Last week was a good one for OpenStack, the open-source operating system for building public and private clouds, as it received a couple of big endorsements from major IT vendors, EMC and Dell.
Launched three years ago by NASA and Rackspace, the initiative has gained widespread vendor support in the intervening period, so that, until recently, it was easier to name those companies that hadn’t joined the OpenStack Foundation - Microsoft, Amazon and EMC - than the crowd of those that had.
That changed on 11 December, with the announcement from EMC that it would join the consortium. This wasn’t entirely unexpected - after all, VMware (which is 80 percent owned by EMC) joined back in September, following its acquisition of Nicira, a big OpenStack contributor.
That said, EMC has made a somewhat tentative entry, paying only for corporate-level membership, as opposed to VMware’s gung-ho gold membership. The news was announced on the blog of EMC global marketing CTO Chuck Hollis in a somewhat grudging post.
“Over the last year, we’ve been informally talking with customers and partners about their interest in OpenStack. The surprising thing is just how much serious interest has emerged in the last six months or so,” he wrote, adding that, “It’s gone from a small handful of devotees to a much larger crowd of enterprise IT shops and IT service providers who now have the technology on their roadmap in one form or another.”
Clearly EMC sees enough momentum in OpenStack now to start hedging its bets on the technology. Long-term consortium member Dell, by contrast, has embracing it even more closely, upping its commitment to OpenStack on 12 December by declaring it “its open-source cloud platform of choice for public and private cloud”.
At the Dell World event in Austin, Texas it released a technical preview of its OpenStack-based private cloud, called Cloud Dedicated and offered interested companies the chance to test drive the technology by contacting it at OStechnicalpreview@dell.com. The company also offers Cloud Dedicated for VMware environments.
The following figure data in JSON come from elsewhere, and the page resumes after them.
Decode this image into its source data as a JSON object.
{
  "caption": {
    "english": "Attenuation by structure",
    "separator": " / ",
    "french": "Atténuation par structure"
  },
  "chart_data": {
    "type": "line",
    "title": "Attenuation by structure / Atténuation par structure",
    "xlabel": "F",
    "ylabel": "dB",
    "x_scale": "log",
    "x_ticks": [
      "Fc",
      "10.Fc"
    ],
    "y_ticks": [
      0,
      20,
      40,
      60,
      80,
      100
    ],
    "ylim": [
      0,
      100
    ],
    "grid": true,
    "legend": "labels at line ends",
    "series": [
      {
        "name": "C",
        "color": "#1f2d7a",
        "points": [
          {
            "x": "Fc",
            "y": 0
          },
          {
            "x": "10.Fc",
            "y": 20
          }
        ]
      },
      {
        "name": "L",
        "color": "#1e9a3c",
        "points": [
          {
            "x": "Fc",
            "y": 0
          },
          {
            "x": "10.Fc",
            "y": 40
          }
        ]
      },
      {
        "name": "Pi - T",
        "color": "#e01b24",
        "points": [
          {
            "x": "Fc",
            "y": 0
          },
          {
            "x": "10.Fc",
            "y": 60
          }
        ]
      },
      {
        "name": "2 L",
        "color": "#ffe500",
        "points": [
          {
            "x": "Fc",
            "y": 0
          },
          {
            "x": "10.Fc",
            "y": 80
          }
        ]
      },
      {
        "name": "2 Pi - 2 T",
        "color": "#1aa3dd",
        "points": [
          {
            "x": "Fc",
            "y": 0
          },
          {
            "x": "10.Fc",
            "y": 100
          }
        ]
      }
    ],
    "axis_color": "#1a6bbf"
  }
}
Perhaps more significant, however, is the implication that Dell’s public cloud will also be built on OpenStack; apparently, it “believes the open and compatible nature of OpenStack allows customers to take advantage of hybrid capabilities to move workloads between private and public clouds.” The beta version of Dell’s public infrastructure-as-a-service (IaaS) cloud based on OpenStack should be available “soon”, the company said, and will be called simply Dell Cloud.
OpenStack still has issues to overcome, as continued unfavourable reports on its robustness circulate around the industry. Only Rackspace is running a commercial public cloud service on the technology today, while HP’s own OpenStack-based public cloud is still in beta. Still, if the technical problems around scale and complexity can be addressed, and other vendors join these companies and Dell in committing to OpenStack for public cloud infrastructures, it could emerge as a daunting competitor to Amazon in 2013.